Riding local, riding abroad. Doesn't matter. "One less car" bike commuting and "Bikes Belong" advocacy, plus "I ride solo" bicycle travel. Racing is fun, but there are so many equally great reasons to ride.
Thursday, May 27, 2010
Design Museum & Merchants of Bollywood
Photos: View along Thames Path, the gherkin building, folding bike, bike rack+garden box combo, and show layout in the Brit Insurance show
As you ride the steep Tube escalators up and down (always standing obediently on the right), it's hard to miss all the print or video posters, that step up or down the walls. Around Covent Garden, naturally, all the posters are about the longrunning shows: Dirty Dancing, The Lion King, Love Never Dies, etc. I've noted a short run show, at Sadler's Wells Peacock Theatre, advertised as "Direct from Film City, Mumbai, the hit dance spectacular returns to London!" Who could resist? I picked up a £25 ticket from the box office in the AM. Buying direct saves the booking fee (at least they don't use the ephemism "convenience fee" here, they actually tell the truth). Also, these errands give me the chance to explore another part of London on foot.

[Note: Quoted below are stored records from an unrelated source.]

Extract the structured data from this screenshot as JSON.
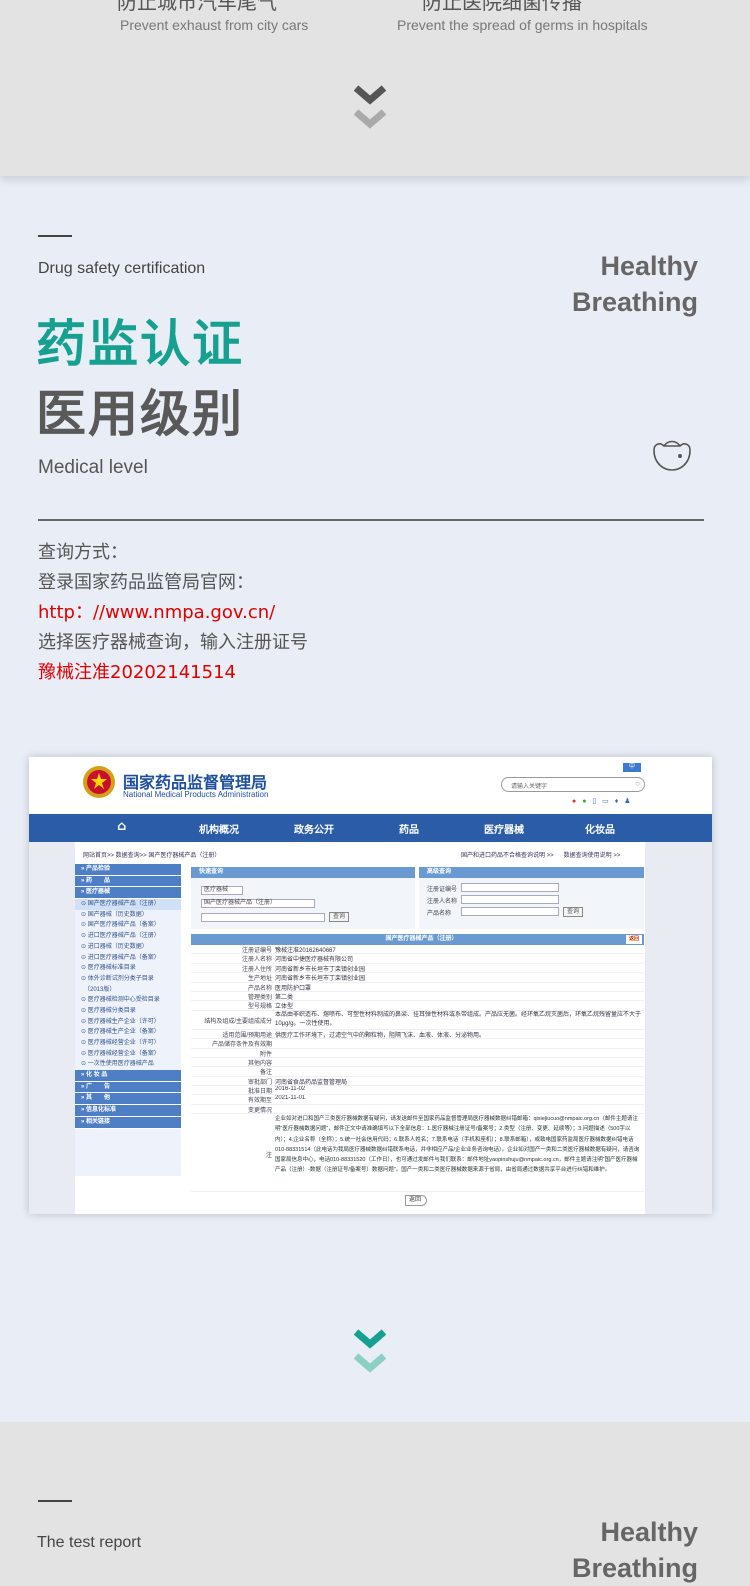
{
  "benefits": [
    {
      "cn": "防止城市汽车尾气",
      "en": "Prevent exhaust from city cars"
    },
    {
      "cn": "防止医院细菌传播",
      "en": "Prevent the spread of germs in hospitals"
    }
  ],
  "cert": {
    "subtitle_en": "Drug safety certification",
    "healthy": "Healthy",
    "breathing": "Breathing",
    "title1": "药监认证",
    "title2": "医用级别",
    "subtitle2_en": "Medical level",
    "query": [
      {
        "text": "查询方式：",
        "red": false
      },
      {
        "text": "登录国家药品监管局官网：",
        "red": false
      },
      {
        "text": "http：//www.nmpa.gov.cn/",
        "red": true
      },
      {
        "text": "选择医疗器械查询，输入注册证号",
        "red": false
      },
      {
        "text": "豫械注准20202141514",
        "red": true
      }
    ]
  },
  "shot": {
    "agency_cn": "国家药品监督管理局",
    "agency_en": "National Medical Products Administration",
    "lang": "中",
    "search_placeholder": "请输入关键字",
    "nav": [
      "机构概况",
      "政务公开",
      "药品",
      "医疗器械",
      "化妆品"
    ],
    "breadcrumb": "网站首页>> 数据查询>> 国产医疗器械产品（注册）",
    "top_links": "国产和进口药品不合格查询说明 >>      数据查询使用说明 >>",
    "sidebar": [
      {
        "label": "» 产品检验",
        "type": "hd"
      },
      {
        "label": "» 药　　品",
        "type": "hd"
      },
      {
        "label": "» 医疗器械",
        "type": "hd"
      },
      {
        "label": "⊙ 国产医疗器械产品（注册）",
        "type": "sel"
      },
      {
        "label": "⊙ 国产器械（历史数据）",
        "type": ""
      },
      {
        "label": "⊙ 国产医疗器械产品（备案）",
        "type": ""
      },
      {
        "label": "⊙ 进口医疗器械产品（注册）",
        "type": ""
      },
      {
        "label": "⊙ 进口器械（历史数据）",
        "type": ""
      },
      {
        "label": "⊙ 进口医疗器械产品（备案）",
        "type": ""
      },
      {
        "label": "⊙ 医疗器械标准目录",
        "type": ""
      },
      {
        "label": "⊙ 体外诊断试剂分类子目录",
        "type": ""
      },
      {
        "label": "　（2013版）",
        "type": ""
      },
      {
        "label": "⊙ 医疗器械检测中心受检目录",
        "type": ""
      },
      {
        "label": "⊙ 医疗器械分类目录",
        "type": ""
      },
      {
        "label": "⊙ 医疗器械生产企业（许可）",
        "type": ""
      },
      {
        "label": "⊙ 医疗器械生产企业（备案）",
        "type": ""
      },
      {
        "label": "⊙ 医疗器械经营企业（许可）",
        "type": ""
      },
      {
        "label": "⊙ 医疗器械经营企业（备案）",
        "type": ""
      },
      {
        "label": "⊙ 一次性使用医疗器械产品",
        "type": ""
      },
      {
        "label": "» 化 妆 品",
        "type": "hd"
      },
      {
        "label": "» 广　　告",
        "type": "hd"
      },
      {
        "label": "» 其　　他",
        "type": "hd"
      },
      {
        "label": "» 信息化标准",
        "type": "hd"
      },
      {
        "label": "» 相关链接",
        "type": "hd"
      }
    ],
    "quick_title": "快速查询",
    "adv_title": "高级查询",
    "select1": "医疗器械",
    "select2": "国产医疗器械产品（注册）",
    "search_btn": "查询",
    "adv_fields": [
      "注册证编号",
      "注册人名称",
      "产品名称"
    ],
    "table_title": "国产医疗器械产品（注册）",
    "back": "返回",
    "rows": [
      {
        "k": "注册证编号",
        "v": "豫械注准20162640667"
      },
      {
        "k": "注册人名称",
        "v": "河南省中捷医疗器械有限公司"
      },
      {
        "k": "注册人住所",
        "v": "河南省新乡市长垣市丁栾镇创业园"
      },
      {
        "k": "生产地址",
        "v": "河南省新乡市长垣市丁栾镇创业园"
      },
      {
        "k": "产品名称",
        "v": "医用防护口罩"
      },
      {
        "k": "管理类别",
        "v": "第二类"
      },
      {
        "k": "型号规格",
        "v": "立体型"
      },
      {
        "k": "结构及组成/主要组成成分",
        "v": "本品由非织造布、熔喷布、可塑性材料制成的鼻梁、挂耳弹性材料或系带组成。产品应无菌。经环氧乙烷灭菌后，环氧乙烷残留量应不大于10μg/g。一次性使用。"
      },
      {
        "k": "适用范围/预期用途",
        "v": "供医疗工作环境下，过滤空气中的颗粒物，阻隔飞沫、血液、体液、分泌物用。"
      },
      {
        "k": "产品储存条件及有效期",
        "v": ""
      },
      {
        "k": "附件",
        "v": ""
      },
      {
        "k": "其他内容",
        "v": ""
      },
      {
        "k": "备注",
        "v": ""
      },
      {
        "k": "审批部门",
        "v": "河南省食品药品监督管理局"
      },
      {
        "k": "批准日期",
        "v": "2016-11-02"
      },
      {
        "k": "有效期至",
        "v": "2021-11-01"
      },
      {
        "k": "变更情况",
        "v": ""
      }
    ],
    "note_label": "注",
    "note": "企业如对进口和国产三类医疗器械数据有疑问，请发送邮件至国家药品监督管理局医疗器械数据纠错邮箱：qixiejiucuo@nmpaic.org.cn（邮件主题请注明“医疗器械数据问题”，邮件正文中请准确填写以下全部信息：1.医疗器械注册证号/备案号；2.类型（注册、变更、延续等）；3.问题描述（500字以内）；4.企业名称（全称）；5.统一社会信用代码；6.联系人姓名；7.联系电话（手机和座机）；8.联系邮箱），或致电国家药监局医疗器械数据纠错电话010-88331514（此电话为我局医疗器械数据纠错联系电话，并非相应产品/企业业务咨询电话）。企业如对国产一类和二类医疗器械数据有疑问，请咨询国家局信息中心，电话010-88331520（工作日），也可通过发邮件与我们联系：邮件地址yaopinshuju@nmpaic.org.cn，邮件主题请注明“国产医疗器械产品（注册）-数据（注册证号/备案号）数据问题”。国产一类和二类医疗器械数据来源于省局，由省局通过数据共享平台进行纠错和维护。",
    "bottom_back": "返回"
  },
  "report": {
    "subtitle_en": "The test report",
    "healthy": "Healthy",
    "breathing": "Breathing"
  },
  "colors": {
    "teal": "#16a090",
    "red": "#e00000",
    "nav_blue": "#2a5ca8"
  }
}
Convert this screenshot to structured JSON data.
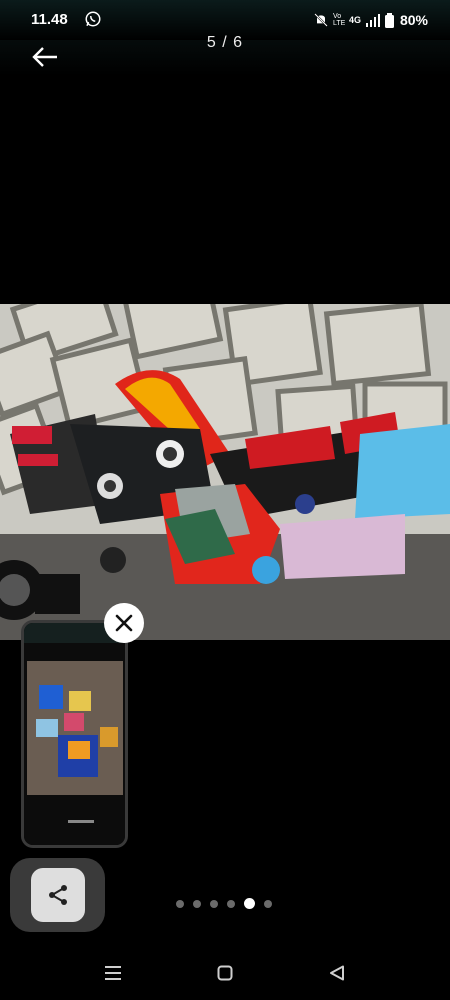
{
  "status_bar": {
    "time": "11.48",
    "network": "4G",
    "volte": "Vo LTE",
    "battery": "80%",
    "icons": [
      "whatsapp-icon",
      "mute-icon",
      "volte-icon",
      "signal-icon",
      "battery-icon"
    ]
  },
  "viewer": {
    "counter": "5 / 6",
    "current_index": 5,
    "total": 6
  },
  "pip": {
    "icons": [
      "close-icon"
    ]
  },
  "actions": {
    "icons": [
      "share-icon"
    ]
  },
  "pagination": {
    "count": 6,
    "active": 5
  },
  "nav_bar": {
    "icons": [
      "recents-icon",
      "home-icon",
      "back-icon"
    ]
  },
  "colors": {
    "background": "#000000",
    "status_bar": "#0b1b1b",
    "share_button": "#dedede",
    "active_dot": "#ffffff",
    "inactive_dot": "#6b6b6b"
  }
}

The show didn't start til 7:30pm, so I rode the Tube to Tower Hill, checked out "the gherkin" building by Norman Foster, then walked across Tower Bridge ("London Bridge is falling down, falling down, falling down" - yes that one), back on the Thames Path, and back into Southwark and Bermondsey. I walked the cobbled street of Shad Thames, past places with evocative names like Ginger Wharf and Spice Quay. When I was last in London, the Docklands regeneration had barely begun. I can remember derelict warehouses and gritty streets, not really that far from the Dickensian slum London where Bill Sykes terrorized Oliver Twist and cholera was rampant. 30 years have passed, and what a different world it is: expensive conversion flats, swanky boutiques and nice restaurants. It's also where you find both Terence Conran's Design Museum and Zandra Rhodes' Fashion and Textile Museum. I bought a £12 joint ticket, and viewed the 3 small and fascinating shows at the Design: Brit Insurance Designs of the Year, Sustainable Futures and Urban Africa. Thirty years ago, product and graphic design really wasn't considered "art" and I remember stumbling into something called the Design Center, to look a bunch of cool (I thought so, anyway) products. I remember one hilarious object then on display: a Toby mug in the shape of Prince Charles' head, with his ears as handles. This was during the Charles and Diana royal wedding era, before everything went off the rails. Now, I read in the museum's catalog about their joint MA degree with Kingston University in curating contemporary design. So, design is finally real art. I'll go to the F&T later, as the ticket is good for 1 month.
And what about the Merchants of Bollywood? How about 2+ hours of high energy music and non-stop full-on choreographed dancing. I didn't know you could dance both rock-n-roll and disco wearing the glittering Indian pant/skirt with midriff top outfits (girls) or harem pants and jewelled vests (boys), but, yes, you can. And you can do it while galloping around in a pantomime horse, or a jewelled elephant mask, clanging cymbals and beating drums. Did I mention the Rajestani slap stick, all jokes about moustaches and cross dressing? "JAY HO!"